Motor rates may be stalling by Tom Cooper pinpoints growth strategies to safeguard comparison site expansion.
The continued upward movement in motor rates through the final quarter of 2010 appears to be running out of steam. In what has been a rapidly hardening market, the best price on aggregators is now 30% higher than it was 15 months ago. The natural assumption is that this would work in favour of the price comparison market, as consumers are likely to be tempted to shop around more if faced with such a rise on their renewal rate.
However, consumers may be finding it harder to beat their existing provider’s renewal quote via the price comparison sites due to a number of trends in the market. As first pointed out last spring, one of these trends has been dual pricing by participating brands in favour of existing customers they wish to retain. This began with direct writers and has now stretched to the broker brands.
AGGREGATOR HIGHLIGHTS—WINTER 2010
- Motor rates continued to rise in the final quarter of 2010, but the rate of increase also continues to slow.

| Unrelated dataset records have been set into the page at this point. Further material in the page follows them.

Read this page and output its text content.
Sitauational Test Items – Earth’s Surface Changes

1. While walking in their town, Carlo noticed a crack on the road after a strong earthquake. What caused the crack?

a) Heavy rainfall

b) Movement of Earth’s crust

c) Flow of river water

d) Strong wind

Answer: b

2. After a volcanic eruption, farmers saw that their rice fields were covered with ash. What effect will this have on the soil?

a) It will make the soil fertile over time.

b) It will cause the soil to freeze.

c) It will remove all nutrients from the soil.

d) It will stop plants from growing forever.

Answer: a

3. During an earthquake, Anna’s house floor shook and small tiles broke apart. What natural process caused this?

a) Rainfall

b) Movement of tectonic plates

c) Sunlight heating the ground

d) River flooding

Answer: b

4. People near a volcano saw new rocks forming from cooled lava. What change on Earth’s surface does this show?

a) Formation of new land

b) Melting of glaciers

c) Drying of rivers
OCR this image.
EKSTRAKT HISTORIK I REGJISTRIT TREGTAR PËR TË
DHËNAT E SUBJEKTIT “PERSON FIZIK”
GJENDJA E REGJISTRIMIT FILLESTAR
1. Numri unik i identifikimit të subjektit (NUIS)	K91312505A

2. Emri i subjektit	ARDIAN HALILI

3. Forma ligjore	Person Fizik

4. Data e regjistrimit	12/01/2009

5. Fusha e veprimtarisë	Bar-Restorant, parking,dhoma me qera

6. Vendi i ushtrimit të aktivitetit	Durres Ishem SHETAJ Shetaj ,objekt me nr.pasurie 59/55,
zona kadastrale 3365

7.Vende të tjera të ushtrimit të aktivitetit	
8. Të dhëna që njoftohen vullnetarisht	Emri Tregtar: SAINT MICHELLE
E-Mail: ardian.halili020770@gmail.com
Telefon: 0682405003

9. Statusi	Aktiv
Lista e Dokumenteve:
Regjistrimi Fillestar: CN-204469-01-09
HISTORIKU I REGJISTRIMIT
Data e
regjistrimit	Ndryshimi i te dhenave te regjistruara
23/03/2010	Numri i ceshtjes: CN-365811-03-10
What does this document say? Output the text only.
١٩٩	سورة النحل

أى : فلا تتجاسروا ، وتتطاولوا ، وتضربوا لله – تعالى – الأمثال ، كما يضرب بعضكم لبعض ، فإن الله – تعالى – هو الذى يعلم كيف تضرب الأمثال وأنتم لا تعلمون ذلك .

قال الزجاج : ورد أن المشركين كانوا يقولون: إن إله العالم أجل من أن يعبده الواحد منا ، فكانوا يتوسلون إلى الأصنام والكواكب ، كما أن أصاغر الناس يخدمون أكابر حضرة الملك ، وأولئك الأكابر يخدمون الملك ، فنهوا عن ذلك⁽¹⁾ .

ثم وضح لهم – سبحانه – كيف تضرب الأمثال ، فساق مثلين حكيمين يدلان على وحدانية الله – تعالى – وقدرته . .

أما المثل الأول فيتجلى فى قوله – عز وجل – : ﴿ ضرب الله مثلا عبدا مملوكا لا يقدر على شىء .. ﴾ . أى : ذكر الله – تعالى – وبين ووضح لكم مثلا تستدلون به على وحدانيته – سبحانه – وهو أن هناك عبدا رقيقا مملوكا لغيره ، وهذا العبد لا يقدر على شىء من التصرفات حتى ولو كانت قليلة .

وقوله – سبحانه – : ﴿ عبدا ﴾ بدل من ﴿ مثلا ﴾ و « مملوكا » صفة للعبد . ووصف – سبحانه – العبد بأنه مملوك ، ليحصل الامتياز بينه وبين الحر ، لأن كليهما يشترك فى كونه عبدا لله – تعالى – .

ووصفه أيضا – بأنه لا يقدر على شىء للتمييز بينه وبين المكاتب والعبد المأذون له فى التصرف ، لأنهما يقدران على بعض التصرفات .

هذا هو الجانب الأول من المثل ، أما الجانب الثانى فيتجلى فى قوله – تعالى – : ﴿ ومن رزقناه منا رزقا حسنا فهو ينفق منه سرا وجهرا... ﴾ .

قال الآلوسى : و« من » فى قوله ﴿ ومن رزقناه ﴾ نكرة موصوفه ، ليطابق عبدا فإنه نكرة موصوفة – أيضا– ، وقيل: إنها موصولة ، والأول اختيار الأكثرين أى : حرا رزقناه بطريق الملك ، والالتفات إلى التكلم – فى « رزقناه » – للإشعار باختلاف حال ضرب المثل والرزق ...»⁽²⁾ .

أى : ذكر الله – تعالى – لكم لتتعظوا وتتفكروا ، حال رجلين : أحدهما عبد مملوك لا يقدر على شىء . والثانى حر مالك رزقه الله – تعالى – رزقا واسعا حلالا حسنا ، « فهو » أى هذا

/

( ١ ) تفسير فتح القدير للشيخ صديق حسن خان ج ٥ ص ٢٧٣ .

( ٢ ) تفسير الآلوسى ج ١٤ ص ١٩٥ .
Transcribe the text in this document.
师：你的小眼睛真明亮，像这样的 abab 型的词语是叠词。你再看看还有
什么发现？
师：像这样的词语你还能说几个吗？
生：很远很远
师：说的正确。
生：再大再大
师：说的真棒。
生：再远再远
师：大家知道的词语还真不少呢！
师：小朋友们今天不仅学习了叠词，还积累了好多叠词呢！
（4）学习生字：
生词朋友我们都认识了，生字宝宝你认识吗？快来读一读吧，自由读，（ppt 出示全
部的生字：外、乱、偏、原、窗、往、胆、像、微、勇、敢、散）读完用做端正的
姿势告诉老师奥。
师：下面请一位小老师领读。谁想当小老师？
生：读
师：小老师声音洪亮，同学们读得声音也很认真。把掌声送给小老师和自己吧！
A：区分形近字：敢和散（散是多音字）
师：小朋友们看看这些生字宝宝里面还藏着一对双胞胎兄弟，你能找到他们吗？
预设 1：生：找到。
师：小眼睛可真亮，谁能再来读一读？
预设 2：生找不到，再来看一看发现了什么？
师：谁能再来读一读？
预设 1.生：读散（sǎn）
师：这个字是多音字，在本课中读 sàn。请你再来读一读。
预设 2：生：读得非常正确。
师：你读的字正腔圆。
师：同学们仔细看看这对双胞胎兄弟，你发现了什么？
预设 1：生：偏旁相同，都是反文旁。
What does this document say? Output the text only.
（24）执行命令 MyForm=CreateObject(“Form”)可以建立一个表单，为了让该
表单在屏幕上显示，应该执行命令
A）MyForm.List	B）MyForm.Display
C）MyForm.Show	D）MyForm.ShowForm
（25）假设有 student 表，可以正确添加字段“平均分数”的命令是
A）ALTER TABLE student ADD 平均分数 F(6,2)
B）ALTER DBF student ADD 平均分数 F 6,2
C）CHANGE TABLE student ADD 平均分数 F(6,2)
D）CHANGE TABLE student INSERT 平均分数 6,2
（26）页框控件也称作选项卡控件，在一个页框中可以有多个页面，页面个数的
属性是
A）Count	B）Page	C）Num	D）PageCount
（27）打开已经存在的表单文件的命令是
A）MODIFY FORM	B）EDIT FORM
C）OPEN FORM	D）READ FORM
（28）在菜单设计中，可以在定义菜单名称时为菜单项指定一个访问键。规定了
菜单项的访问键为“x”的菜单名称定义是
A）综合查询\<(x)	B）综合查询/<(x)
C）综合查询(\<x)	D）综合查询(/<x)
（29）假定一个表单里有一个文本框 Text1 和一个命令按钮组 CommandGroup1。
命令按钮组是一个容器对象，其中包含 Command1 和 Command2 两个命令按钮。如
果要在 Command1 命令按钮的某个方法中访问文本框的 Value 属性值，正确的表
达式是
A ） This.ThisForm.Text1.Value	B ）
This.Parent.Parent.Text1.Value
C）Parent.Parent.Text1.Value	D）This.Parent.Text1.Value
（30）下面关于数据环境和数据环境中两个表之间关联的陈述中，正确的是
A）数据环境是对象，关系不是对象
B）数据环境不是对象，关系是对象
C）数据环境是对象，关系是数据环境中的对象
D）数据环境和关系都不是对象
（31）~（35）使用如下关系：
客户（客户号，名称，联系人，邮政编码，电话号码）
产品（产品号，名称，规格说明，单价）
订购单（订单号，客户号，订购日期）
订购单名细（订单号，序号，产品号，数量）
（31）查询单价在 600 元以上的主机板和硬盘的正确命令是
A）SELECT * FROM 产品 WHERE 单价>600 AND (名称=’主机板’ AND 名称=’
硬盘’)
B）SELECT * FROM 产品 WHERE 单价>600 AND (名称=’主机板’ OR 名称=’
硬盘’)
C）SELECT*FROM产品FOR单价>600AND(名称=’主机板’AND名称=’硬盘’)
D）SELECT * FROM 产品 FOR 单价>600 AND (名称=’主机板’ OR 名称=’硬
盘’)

- More brands are adopting a dual-pricing approach to protect existing books.
- Commercial arrangements show no sign of alignment to a longer term strategy.
- Increased competition on household cover is still holding rates back—Go Compare is challenging MoneySupermarket on panel size and competitiveness but quote volumes remain low.
- A rethink may be required regarding product diversification as home insurance fails to gain traction.